福田とは、田が作物を生ずるように、供養することにより福徳を生ずる対象。三福田(さんぷくでん)や八福田(はちふくでん)があります。
三福田は、供養すれば福徳を得ることのできる三つの対象。敬田(三宝)・恩田(父母)・悲田(貧苦者)、または報恩福田(父母)・功徳福田(三宝)・貧窮福田(貧苦者)ということです。
八福田が、(これらに施すとよく福を生むことを、田の稲を生ずることにたとえていう) 仏・聖人・和尚・阿闍梨あじやり・僧・父・母・病人に施すことです。異説もあります。
日蓮正宗で説くところの「福田」を考えた場合、折伏や育成、そして法統相続に関係し、人の心の「田んぼ(福田)」に種を植え育てていきます。つまり「下種」です。縁ある人の「福田」に御題目の南無妙法蓮華経を植えていきます。末法は「本未有善」という、未だ善となる仏様の種が命に植えられていない人が生まれてくる時です。信心を知らない人に、御題目を教えていく時代です。「福田」に御題目の南無妙法蓮華経を、植えていくことが非常に大事であります。「福田」に植えられた種を育てるための肥料は、日蓮大聖人が説かれる教えでなければいけません。

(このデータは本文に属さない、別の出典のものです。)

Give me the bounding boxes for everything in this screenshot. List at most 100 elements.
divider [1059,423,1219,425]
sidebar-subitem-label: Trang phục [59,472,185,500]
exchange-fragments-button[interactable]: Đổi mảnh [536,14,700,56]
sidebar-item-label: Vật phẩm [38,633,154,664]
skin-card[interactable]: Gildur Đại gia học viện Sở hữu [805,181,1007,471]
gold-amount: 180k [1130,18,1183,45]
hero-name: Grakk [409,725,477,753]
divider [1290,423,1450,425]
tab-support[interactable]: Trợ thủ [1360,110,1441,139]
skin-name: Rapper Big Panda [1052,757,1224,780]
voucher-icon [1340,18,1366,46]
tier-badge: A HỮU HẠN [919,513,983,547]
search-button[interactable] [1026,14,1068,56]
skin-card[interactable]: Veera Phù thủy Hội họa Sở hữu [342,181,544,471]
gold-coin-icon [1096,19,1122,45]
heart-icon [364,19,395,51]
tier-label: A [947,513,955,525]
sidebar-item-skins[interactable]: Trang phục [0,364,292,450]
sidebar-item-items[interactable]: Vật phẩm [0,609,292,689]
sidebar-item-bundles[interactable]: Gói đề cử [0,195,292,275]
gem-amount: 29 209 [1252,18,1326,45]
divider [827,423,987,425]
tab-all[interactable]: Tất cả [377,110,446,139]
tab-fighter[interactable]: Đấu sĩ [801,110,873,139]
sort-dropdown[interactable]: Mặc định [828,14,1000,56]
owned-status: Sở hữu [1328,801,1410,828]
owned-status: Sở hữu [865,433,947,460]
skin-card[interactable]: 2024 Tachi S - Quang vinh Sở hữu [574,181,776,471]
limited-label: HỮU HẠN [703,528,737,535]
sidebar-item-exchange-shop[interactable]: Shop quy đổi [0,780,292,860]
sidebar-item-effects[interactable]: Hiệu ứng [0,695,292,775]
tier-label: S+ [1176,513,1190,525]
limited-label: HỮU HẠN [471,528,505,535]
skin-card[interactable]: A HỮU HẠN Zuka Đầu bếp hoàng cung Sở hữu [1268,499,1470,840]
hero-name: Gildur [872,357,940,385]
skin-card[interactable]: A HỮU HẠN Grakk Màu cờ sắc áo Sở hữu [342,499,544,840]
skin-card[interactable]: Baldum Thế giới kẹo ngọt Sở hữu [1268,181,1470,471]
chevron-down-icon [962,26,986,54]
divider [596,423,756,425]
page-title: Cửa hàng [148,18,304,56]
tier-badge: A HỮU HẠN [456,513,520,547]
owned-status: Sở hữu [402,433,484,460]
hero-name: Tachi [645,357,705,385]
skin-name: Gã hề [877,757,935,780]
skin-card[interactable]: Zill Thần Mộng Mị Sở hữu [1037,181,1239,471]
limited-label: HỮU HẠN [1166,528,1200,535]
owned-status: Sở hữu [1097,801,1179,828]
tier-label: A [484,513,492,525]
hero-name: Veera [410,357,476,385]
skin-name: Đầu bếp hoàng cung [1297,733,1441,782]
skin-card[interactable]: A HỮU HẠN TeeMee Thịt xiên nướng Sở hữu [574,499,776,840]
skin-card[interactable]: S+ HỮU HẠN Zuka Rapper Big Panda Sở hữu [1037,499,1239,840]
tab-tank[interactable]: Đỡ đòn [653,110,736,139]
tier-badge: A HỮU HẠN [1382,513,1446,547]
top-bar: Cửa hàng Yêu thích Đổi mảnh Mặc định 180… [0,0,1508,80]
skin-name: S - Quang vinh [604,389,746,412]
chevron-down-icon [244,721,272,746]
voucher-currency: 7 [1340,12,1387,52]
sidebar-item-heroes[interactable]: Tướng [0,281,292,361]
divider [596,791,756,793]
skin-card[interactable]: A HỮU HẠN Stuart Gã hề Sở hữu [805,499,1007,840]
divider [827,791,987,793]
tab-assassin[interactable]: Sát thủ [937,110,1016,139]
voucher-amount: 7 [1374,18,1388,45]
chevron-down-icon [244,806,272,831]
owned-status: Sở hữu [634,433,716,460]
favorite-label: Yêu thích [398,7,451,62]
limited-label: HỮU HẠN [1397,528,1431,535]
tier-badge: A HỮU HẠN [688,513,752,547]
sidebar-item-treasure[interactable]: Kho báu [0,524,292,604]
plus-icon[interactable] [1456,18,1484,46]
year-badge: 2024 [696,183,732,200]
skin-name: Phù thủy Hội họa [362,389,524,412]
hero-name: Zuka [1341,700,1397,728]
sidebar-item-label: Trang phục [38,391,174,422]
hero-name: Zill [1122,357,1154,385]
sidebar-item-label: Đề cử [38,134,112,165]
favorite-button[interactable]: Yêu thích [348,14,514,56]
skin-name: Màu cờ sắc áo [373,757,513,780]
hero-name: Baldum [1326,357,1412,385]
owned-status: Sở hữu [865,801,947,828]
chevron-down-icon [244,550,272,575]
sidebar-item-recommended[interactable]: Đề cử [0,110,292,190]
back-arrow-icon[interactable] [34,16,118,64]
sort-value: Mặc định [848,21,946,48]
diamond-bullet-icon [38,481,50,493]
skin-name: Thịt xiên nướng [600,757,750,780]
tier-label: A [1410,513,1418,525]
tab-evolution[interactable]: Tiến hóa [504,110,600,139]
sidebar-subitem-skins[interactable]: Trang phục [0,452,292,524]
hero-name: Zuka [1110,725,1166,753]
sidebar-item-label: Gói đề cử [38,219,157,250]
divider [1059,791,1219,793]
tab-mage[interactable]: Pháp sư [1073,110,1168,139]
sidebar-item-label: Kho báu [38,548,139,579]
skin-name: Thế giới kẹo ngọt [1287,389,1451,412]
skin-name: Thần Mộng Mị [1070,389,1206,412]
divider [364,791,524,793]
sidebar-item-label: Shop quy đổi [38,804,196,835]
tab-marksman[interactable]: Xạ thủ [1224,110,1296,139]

末法時代では、法華経以外やまた釈尊の法華経では、「福田」に種を植えたことになりません。末法に下種する種は、釈尊在世の教えでなく、日蓮大聖人の文底下種仏法でなければいけません。釈尊の仏法では、かえって毒となって不幸になります。それは釈尊自らが、大集経において説かれています。それが「白法隠没」ということで、日蓮大聖人は『上行菩薩結要付囑口伝』に、
「今末法に入って仏滅後二千二百二十余年に当たりて聖人出世す。是は大集経の闘諍言訟(とうじょうごんしょう)・白法隠没(びゃくほうおんもつ)の時なり云云」(御書944)
と御教示のように、末法の人々の「福田」には、末法に出世される聖人が流布する種でなければならないのです。
日蓮大聖人は『衆生心身御書』に、
「ひへ(稗)のはん(飯)を辟支仏(びゃくしぶつ)に供養せし人は普明如来となる。つち(土)のもちゐ(餅)を仏に供養せしかば閻浮提の王となれり。設(たと)ひこう(功)をいたせども、まことならぬ事を供養すれば、大悪とはなれども善とならず。設ひ心をろ(愚)かにすこ(少)しきの物なれども、まことの人に供養すればこう(功)大なり。何に況んや心ざしありてまことの法を供養せん人々をや。其の上当世は世みだれて民の力よわ(弱)し。いとまなき時なれども心ざしのゆくところ、山中の法華経へまうそう(孟宗)がたかんな(笋)ををく(送)らせ給ふ。福田(ふくでん)によきたね(種)を下(くだ)させ給ふか。なみだ(涙)もとヾまらず。」(御書1217)
と仰せです。文底の法華経に基づいた最高の種を「福田」に植えれば、計り知れない功徳があると御教示なのです。
「福田」に下種された種を育成するには、自行化他に精進することだけです。毎日の勤行唱題と折伏、寺院参詣や総本山への登山が大事です。それらを確実に行うことで、「福田」に植えられた種が育ち、成仏の境界へと向かいます。